Thanks. Is the && in Ts&& needed? Also, this allows types that can be created from each other. For example, struct A { int i; }; Graph<A>(42); would be allowed. How can I make it stricter?
Extra && removed, added another concept more restrictive.(even more restrictive would be with std::same_as)
Could you give an example with same_as as well? Just exchanging constructible_from with same_as does not work.
same_as version added. Unsure if you want to accept rvalue when C contains (l/rvalue) reference...
Thanks. I'd like to it to work exactly like f(auto &&...), just with a constraint on the types allowed by auto. The same_as version does not seem to work correctly with const and volatile arguments: godbolt.org/z/acq6EhsfW
|
1

It sounds like what you want is

template<class... C>
class Graph {
public:
    template<class... Ts>
    requires (std::same_as<Ts&, C&> and ...)
    Graph(Ts&&... Context);
};

This exploits reference collapsing rules for concision.

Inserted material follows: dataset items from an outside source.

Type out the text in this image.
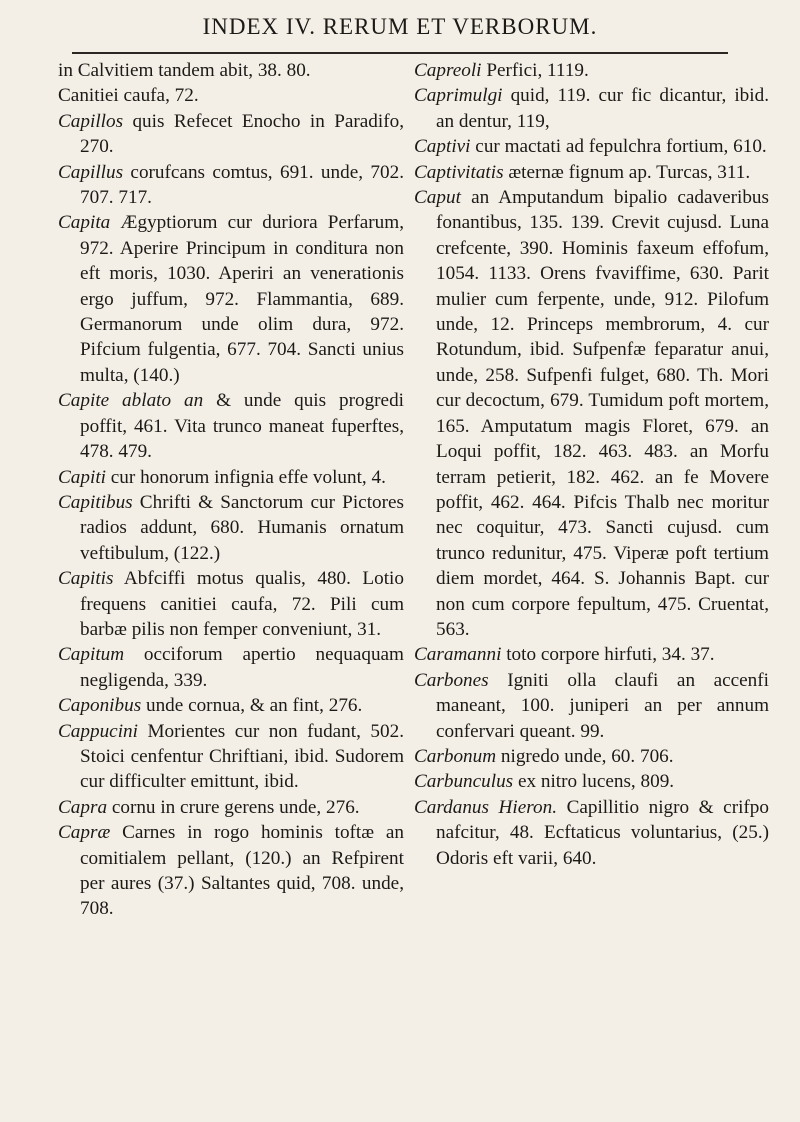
INDEX IV. RERUM ET VERBORUM.

in Calvitiem tandem abit, 38. 80.

Canitiei caufa, 72.

Capillos quis Refecet Enocho in Paradifo, 270.

Capillus corufcans comtus, 691. unde, 702. 707. 717.

Capita Ægyptiorum cur duriora Perfarum, 972. Aperire Principum in conditura non eft moris, 1030. Aperiri an venerationis ergo juffum, 972. Flammantia, 689. Germanorum unde olim dura, 972. Pifcium fulgentia, 677. 704. Sancti unius multa, (140.)

Capite ablato an & unde quis progredi poffit, 461. Vita trunco maneat fuperftes, 478. 479.

Capiti cur honorum infignia effe volunt, 4.

Capitibus Chrifti & Sanctorum cur Pictores radios addunt, 680. Humanis ornatum veftibulum, (122.)

Capitis Abfciffi motus qualis, 480. Lotio frequens canitiei caufa, 72. Pili cum barbæ pilis non femper conveniunt, 31.

Capitum occiforum apertio nequaquam negligenda, 339.

Caponibus unde cornua, & an fint, 276.

Cappucini Morientes cur non fudant, 502. Stoici cenfentur Chriftiani, ibid. Sudorem cur difficulter emittunt, ibid.

Capra cornu in crure gerens unde, 276.

Capræ Carnes in rogo hominis toftæ an comitialem pellant, (120.) an Refpirent per aures (37.) Saltantes quid, 708. unde, 708.

Capreoli Perfici, 1119.

Caprimulgi quid, 119. cur fic dicantur, ibid. an dentur, 119,

Captivi cur mactati ad fepulchra fortium, 610.

Captivitatis æternæ fignum ap. Turcas, 311.

Caput an Amputandum bipalio cadaveribus fonantibus, 135. 139. Crevit cujusd. Luna crefcente, 390. Hominis faxeum effofum, 1054. 1133. Orens fvaviffime, 630. Parit mulier cum ferpente, unde, 912. Pilofum unde, 12. Princeps membrorum, 4. cur Rotundum, ibid. Sufpenfæ feparatur anui, unde, 258. Sufpenfi fulget, 680. Th. Mori cur decoctum, 679. Tumidum poft mortem, 165. Amputatum magis Floret, 679. an Loqui poffit, 182. 463. 483. an Morfu terram petierit, 182. 462. an fe Movere poffit, 462. 464. Pifcis Thalb nec moritur nec coquitur, 473. Sancti cujusd. cum trunco redunitur, 475. Viperæ poft tertium diem mordet, 464. S. Johannis Bapt. cur non cum corpore fepultum, 475. Cruentat, 563.

Caramanni toto corpore hirfuti, 34. 37.

Carbones Igniti olla claufi an accenfi maneant, 100. juniperi an per annum confervari queant. 99.

Carbonum nigredo unde, 60. 706.

Carbunculus ex nitro lucens, 809.

Cardanus Hieron. Capillitio nigro & crifpo nafcitur, 48. Ecftaticus voluntarius, (25.) Odoris eft varii, 640.
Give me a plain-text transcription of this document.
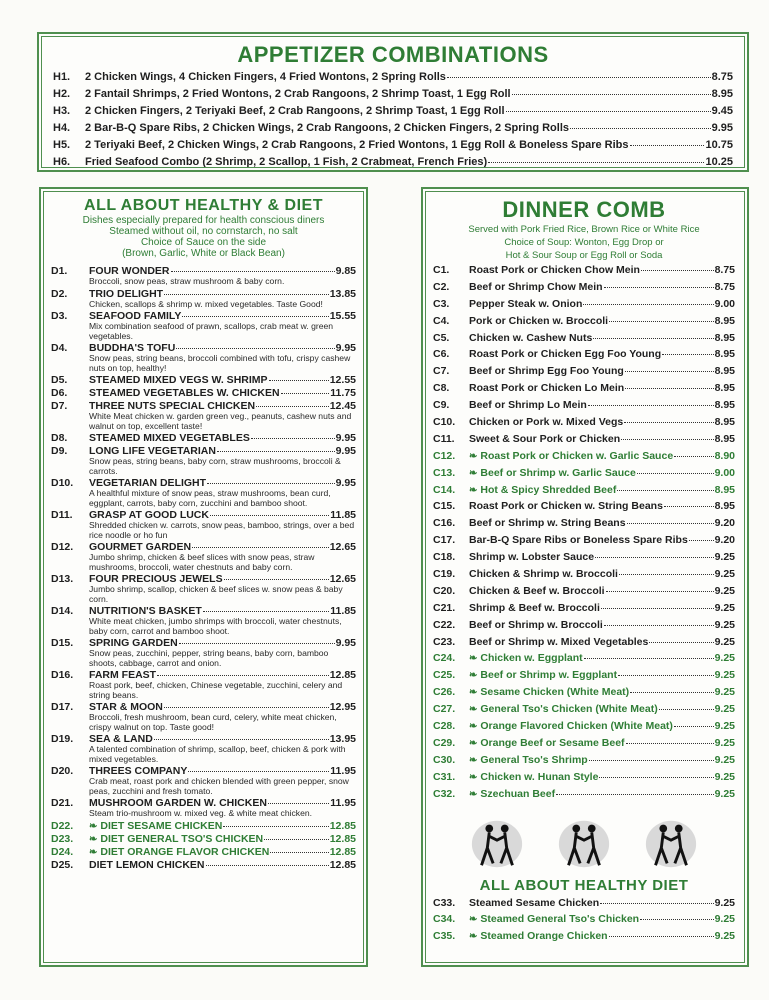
APPETIZER COMBINATIONS
H1.	2 Chicken Wings, 4 Chicken Fingers, 4 Fried Wontons, 2 Spring Rolls	8.75
H2.	2 Fantail Shrimps, 2 Fried Wontons, 2 Crab Rangoons, 2 Shrimp Toast, 1 Egg Roll	8.95
H3.	2 Chicken Fingers, 2 Teriyaki Beef, 2 Crab Rangoons, 2 Shrimp Toast, 1 Egg Roll	9.45
H4.	2 Bar-B-Q Spare Ribs, 2 Chicken Wings, 2 Crab Rangoons, 2 Chicken Fingers, 2 Spring Rolls	9.95
H5.	2 Teriyaki Beef, 2 Chicken Wings, 2 Crab Rangoons, 2 Fried Wontons, 1 Egg Roll & Boneless Spare Ribs	10.75
H6.	Fried Seafood Combo (2 Shrimp, 2 Scallop, 1 Fish, 2 Crabmeat, French Fries)	10.25
ALL ABOUT HEALTHY & DIET
Dishes especially prepared for health conscious diners
Steamed without oil, no cornstarch, no salt
Choice of Sauce on the side
(Brown, Garlic, White or Black Bean)
D1.	FOUR WONDER	9.85
Broccoli, snow peas, straw mushroom & baby corn.
D2.	TRIO DELIGHT	13.85
Chicken, scallops & shrimp w. mixed vegetables. Taste Good!
D3.	SEAFOOD FAMILY	15.55
Mix combination seafood of prawn, scallops, crab meat w. green vegetables.
D4.	BUDDHA'S TOFU	9.95
Snow peas, string beans, broccoli combined with tofu, crispy cashew nuts on top, healthy!
D5.	STEAMED MIXED VEGS W. SHRIMP	12.55
D6.	STEAMED VEGETABLES W. CHICKEN	11.75
D7.	THREE NUTS SPECIAL CHICKEN	12.45
White Meat chicken w. garden green veg., peanuts, cashew nuts and walnut on top, excellent taste!
D8.	STEAMED MIXED VEGETABLES	9.95
D9.	LONG LIFE VEGETARIAN	9.95
Snow peas, string beans, baby corn, straw mushrooms, broccoli & carrots.
D10.	VEGETARIAN DELIGHT	9.95
A healthful mixture of snow peas, straw mushrooms, bean curd, eggplant, carrots, baby corn, zucchini and bamboo shoot.
D11.	GRASP AT GOOD LUCK	11.85
Shredded chicken w. carrots, snow peas, bamboo, strings, over a bed rice noodle or ho fun
D12.	GOURMET GARDEN	12.65
Jumbo shrimp, chicken & beef slices with snow peas, straw mushrooms, broccoli, water chestnuts and baby corn.
D13.	FOUR PRECIOUS JEWELS	12.65
Jumbo shrimp, scallop, chicken & beef slices w. snow peas & baby corn.
D14.	NUTRITION'S BASKET	11.85
White meat chicken, jumbo shrimps with broccoli, water chestnuts, baby corn, carrot and bamboo shoot.
D15.	SPRING GARDEN	9.95
Snow peas, zucchini, pepper, string beans, baby corn, bamboo shoots, cabbage, carrot and onion.
D16.	FARM FEAST	12.85
Roast pork, beef, chicken, Chinese vegetable, zucchini, celery and string beans.
D17.	STAR & MOON	12.95
Broccoli, fresh mushroom, bean curd, celery, white meat chicken, crispy walnut on top. Taste good!
D19.	SEA & LAND	13.95
A talented combination of shrimp, scallop, beef, chicken & pork with mixed vegetables.
D20.	THREES COMPANY	11.95
Crab meat, roast pork and chicken blended with green pepper, snow peas, zucchini and fresh tomato.
D21.	MUSHROOM GARDEN W. CHICKEN	11.95
Steam trio-mushroom w. mixed veg. & white meat chicken.
D22.	❧ DIET SESAME CHICKEN	12.85
D23.	❧ DIET GENERAL TSO'S CHICKEN	12.85
D24.	❧ DIET ORANGE FLAVOR CHICKEN	12.85
D25.	DIET LEMON CHICKEN	12.85
DINNER COMB
Served with Pork Fried Rice, Brown Rice or White Rice
Choice of Soup: Wonton, Egg Drop or
Hot & Sour Soup or Egg Roll or Soda
C1.	Roast Pork or Chicken Chow Mein	8.75
C2.	Beef or Shrimp Chow Mein	8.75
C3.	Pepper Steak w. Onion	9.00
C4.	Pork or Chicken w. Broccoli	8.95
C5.	Chicken w. Cashew Nuts	8.95
C6.	Roast Pork or Chicken Egg Foo Young	8.95
C7.	Beef or Shrimp Egg Foo Young	8.95
C8.	Roast Pork or Chicken Lo Mein	8.95
C9.	Beef or Shrimp Lo Mein	8.95
C10.	Chicken or Pork w. Mixed Vegs	8.95
C11.	Sweet & Sour Pork or Chicken	8.95
C12.	❧ Roast Pork or Chicken w. Garlic Sauce	8.90
C13.	❧ Beef or Shrimp w. Garlic Sauce	9.00
C14.	❧ Hot & Spicy Shredded Beef	8.95
C15.	Roast Pork or Chicken w. String Beans	8.95
C16.	Beef or Shrimp w. String Beans	9.20
C17.	Bar-B-Q Spare Ribs or Boneless Spare Ribs	9.20
C18.	Shrimp w. Lobster Sauce	9.25
C19.	Chicken & Shrimp w. Broccoli	9.25
C20.	Chicken & Beef w. Broccoli	9.25
C21.	Shrimp & Beef w. Broccoli	9.25
C22.	Beef or Shrimp w. Broccoli	9.25
C23.	Beef or Shrimp w. Mixed Vegetables	9.25
C24.	❧ Chicken w. Eggplant	9.25
C25.	❧ Beef or Shrimp w. Eggplant	9.25
C26.	❧ Sesame Chicken (White Meat)	9.25
C27.	❧ General Tso's Chicken (White Meat)	9.25
C28.	❧ Orange Flavored Chicken (White Meat)	9.25
C29.	❧ Orange Beef or Sesame Beef	9.25
C30.	❧ General Tso's Shrimp	9.25
C31.	❧ Chicken w. Hunan Style	9.25
C32.	❧ Szechuan Beef	9.25
ALL ABOUT HEALTHY DIET
C33.	Steamed Sesame Chicken	9.25
C34.	❧ Steamed General Tso's Chicken	9.25
C35.	❧ Steamed Orange Chicken	9.25
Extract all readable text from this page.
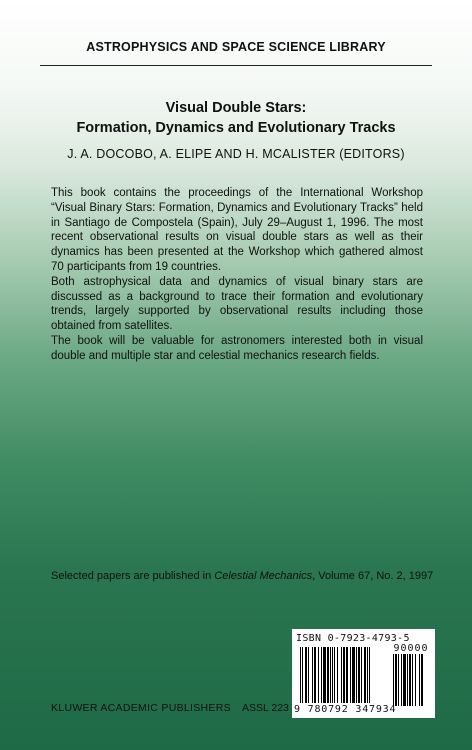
ASTROPHYSICS AND SPACE SCIENCE LIBRARY
Visual Double Stars:
Formation, Dynamics and Evolutionary Tracks
J. A. DOCOBO, A. ELIPE AND H. MCALISTER (EDITORS)

This book contains the proceedings of the International Workshop “Visual Binary Stars: Formation, Dynamics and Evolutionary Tracks” held in Santiago de Compostela (Spain), July 29–August 1, 1996. The most recent observational results on visual double stars as well as their dynamics has been presented at the Workshop which gathered almost 70 participants from 19 countries.

Both astrophysical data and dynamics of visual binary stars are discussed as a background to trace their formation and evolutionary trends, largely supported by observational results including those obtained from satellites.

The book will be valuable for astronomers interested both in visual double and multiple star and celestial mechanics research fields.

Selected papers are published in Celestial Mechanics, Volume 67, No. 2, 1997
ISBN 0-7923-4793-5
90000
9 780792 347934
KLUWER ACADEMIC PUBLISHERS ASSL 223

If you want, you can write a concept for this (here written out in full):

template<class T, class U>
concept same_as_or_lvalue_reference_to = std::same_as<T, U> or std::same_as<T, U&>;

template<class... C>
class Graph {
public:
    Graph(same_as_or_lvalue_reference_to<C> auto&&... Context);
};

3 Comments

Thanks! I cannot get the concept solution to work: wrong number of template arguments (1, should be 2).
The requires solution is very nice, but it does not work with const: Graph<const int>(42);.
Fixed the concept, was missing an auto. You can fix it for const by using std::remove_const_t and std::remove_cvref_t (not as elegant, though).